Various HTTP content scanning systems fail to properly scan full-width/half-width Unicode encoded traffic. This may allow malicious content to bypass HTTP content scanning systems. HTTP Content Scanning Systems have a pre-processor to decode various forms of HTTP encoded requests such as UTF encoding for attack signature analysis. Full-width and half-width is an encoding technique for Unicode characters. Various HTTP content scanning systems fail to properly scan full-width/half-width Unicode encoded traffic. Some Open Source or Microsoft Products such as Microsoft IIS and .NET Framework properly decode this type of encoding. But most IDS/IPS/WAF products does not properly decode full-width Unicode (%uff) encoded HTTP requests for analysis, Lowercase/Uppercase conversion and character matching.

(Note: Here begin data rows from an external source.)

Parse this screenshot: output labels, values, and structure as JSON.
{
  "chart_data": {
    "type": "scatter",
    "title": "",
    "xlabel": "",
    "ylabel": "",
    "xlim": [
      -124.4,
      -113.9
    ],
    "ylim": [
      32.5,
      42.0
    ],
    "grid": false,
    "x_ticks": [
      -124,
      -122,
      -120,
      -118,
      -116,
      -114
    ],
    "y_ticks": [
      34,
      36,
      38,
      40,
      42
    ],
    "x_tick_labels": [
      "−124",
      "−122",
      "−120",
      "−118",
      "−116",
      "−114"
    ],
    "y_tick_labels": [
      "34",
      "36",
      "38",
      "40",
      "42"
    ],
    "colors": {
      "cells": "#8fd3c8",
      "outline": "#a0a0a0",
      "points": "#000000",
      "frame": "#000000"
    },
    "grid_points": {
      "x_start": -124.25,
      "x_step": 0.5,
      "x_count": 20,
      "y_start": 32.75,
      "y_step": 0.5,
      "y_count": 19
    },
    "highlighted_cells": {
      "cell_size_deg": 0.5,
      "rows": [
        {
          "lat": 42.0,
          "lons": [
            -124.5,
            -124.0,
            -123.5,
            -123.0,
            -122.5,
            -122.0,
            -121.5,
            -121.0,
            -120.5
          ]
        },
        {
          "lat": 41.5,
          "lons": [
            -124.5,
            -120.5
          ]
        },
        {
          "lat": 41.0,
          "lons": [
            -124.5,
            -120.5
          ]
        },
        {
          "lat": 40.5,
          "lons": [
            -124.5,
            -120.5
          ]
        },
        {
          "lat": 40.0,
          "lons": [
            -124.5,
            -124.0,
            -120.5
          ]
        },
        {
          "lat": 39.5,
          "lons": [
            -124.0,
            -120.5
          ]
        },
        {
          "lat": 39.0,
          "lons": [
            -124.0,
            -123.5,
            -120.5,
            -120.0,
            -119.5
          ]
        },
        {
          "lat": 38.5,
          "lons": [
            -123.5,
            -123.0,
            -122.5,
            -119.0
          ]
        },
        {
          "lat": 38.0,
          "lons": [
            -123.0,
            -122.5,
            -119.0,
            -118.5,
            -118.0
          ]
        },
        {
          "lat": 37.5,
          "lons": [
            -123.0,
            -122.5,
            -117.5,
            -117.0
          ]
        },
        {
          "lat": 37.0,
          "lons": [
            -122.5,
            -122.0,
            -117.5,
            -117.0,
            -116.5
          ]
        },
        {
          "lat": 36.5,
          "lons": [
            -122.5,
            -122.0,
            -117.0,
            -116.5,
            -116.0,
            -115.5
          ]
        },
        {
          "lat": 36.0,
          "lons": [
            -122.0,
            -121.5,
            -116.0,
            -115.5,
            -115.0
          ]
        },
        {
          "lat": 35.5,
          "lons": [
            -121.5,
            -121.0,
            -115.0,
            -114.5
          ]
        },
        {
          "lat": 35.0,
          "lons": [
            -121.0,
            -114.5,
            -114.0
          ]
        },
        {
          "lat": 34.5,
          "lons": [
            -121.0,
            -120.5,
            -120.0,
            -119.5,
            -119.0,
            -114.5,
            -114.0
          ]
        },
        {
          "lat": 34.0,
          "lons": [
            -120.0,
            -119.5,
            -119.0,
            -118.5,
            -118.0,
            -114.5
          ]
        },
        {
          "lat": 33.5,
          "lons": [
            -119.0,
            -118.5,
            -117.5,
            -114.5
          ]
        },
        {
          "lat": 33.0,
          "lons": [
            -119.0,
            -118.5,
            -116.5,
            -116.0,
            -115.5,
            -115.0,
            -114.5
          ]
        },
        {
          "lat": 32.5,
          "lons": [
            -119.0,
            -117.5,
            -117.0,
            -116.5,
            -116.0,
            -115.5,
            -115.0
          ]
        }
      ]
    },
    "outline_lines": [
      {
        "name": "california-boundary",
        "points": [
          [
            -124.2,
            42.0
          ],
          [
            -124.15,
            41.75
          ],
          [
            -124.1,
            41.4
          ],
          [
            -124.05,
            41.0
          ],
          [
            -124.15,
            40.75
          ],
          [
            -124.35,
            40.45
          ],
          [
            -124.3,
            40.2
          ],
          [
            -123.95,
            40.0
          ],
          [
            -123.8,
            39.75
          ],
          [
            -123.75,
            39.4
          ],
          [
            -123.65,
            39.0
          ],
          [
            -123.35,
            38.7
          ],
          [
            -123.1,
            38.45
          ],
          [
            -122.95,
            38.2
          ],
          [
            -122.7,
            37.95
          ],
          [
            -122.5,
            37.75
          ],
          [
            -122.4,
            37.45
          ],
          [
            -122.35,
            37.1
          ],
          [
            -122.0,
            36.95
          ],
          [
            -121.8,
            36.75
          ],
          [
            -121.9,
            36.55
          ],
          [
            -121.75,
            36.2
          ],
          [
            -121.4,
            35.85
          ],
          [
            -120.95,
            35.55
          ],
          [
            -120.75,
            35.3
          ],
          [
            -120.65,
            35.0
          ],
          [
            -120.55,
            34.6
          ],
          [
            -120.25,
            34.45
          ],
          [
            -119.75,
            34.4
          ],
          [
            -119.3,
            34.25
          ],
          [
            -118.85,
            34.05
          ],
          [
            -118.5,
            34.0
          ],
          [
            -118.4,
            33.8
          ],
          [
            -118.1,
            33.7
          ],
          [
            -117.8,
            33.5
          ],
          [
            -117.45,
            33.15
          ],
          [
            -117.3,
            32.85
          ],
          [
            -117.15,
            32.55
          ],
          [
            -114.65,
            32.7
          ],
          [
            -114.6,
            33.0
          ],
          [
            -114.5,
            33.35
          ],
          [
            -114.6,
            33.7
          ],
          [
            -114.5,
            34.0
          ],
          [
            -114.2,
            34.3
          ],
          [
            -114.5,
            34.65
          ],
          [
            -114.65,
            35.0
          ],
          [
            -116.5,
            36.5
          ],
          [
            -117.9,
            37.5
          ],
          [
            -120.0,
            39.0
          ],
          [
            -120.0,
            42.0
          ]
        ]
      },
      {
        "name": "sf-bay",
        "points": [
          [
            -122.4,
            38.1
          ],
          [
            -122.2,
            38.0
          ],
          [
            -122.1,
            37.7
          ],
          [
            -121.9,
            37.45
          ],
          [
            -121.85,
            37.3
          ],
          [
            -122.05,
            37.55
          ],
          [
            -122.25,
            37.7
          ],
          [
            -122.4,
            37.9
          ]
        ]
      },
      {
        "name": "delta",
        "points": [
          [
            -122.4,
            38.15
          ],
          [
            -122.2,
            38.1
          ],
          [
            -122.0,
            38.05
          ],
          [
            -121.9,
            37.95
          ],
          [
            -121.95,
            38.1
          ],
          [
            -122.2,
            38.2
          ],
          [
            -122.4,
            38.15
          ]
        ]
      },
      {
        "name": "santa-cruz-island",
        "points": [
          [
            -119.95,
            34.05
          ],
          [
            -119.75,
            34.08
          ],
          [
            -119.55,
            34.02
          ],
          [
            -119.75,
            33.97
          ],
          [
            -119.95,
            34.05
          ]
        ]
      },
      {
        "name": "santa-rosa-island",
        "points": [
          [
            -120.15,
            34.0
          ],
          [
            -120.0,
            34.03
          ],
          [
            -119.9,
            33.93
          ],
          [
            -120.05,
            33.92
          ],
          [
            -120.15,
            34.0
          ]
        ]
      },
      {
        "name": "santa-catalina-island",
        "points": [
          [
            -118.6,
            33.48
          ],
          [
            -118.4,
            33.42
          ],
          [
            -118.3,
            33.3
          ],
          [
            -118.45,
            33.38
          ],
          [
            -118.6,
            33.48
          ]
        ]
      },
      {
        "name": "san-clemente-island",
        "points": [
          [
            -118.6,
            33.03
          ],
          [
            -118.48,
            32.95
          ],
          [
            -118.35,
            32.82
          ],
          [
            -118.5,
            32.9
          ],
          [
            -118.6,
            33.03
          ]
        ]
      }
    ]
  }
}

By sending HTTP traffic to a vulnerable content scanning system, an attacker may be able to bypass the content scanning system. http://www.gamasec.net/english/gs07-01.html
netmon please advise.
http://www.kb.cert.org/vuls/id/739224 listed as vulnerable. http://www.kb.cert.org/vuls/id/MIMG-72BRK3 - no reponce from vendor. no mention of the vul in the email lists, website or release notes for 2.6.1.5. no reponce on irc #snort (yet) going to assume its not fixed in 2.6.1.5 until some upstream confirmation occurs
no news yet :(
This page has now been updated: http://www.kb.cert.org/vuls/id/MIMG-72BRK3 As of 19/06/2007 stating that snort is Not Vulnerable to this.
Seems like it doesn't affect snort after all.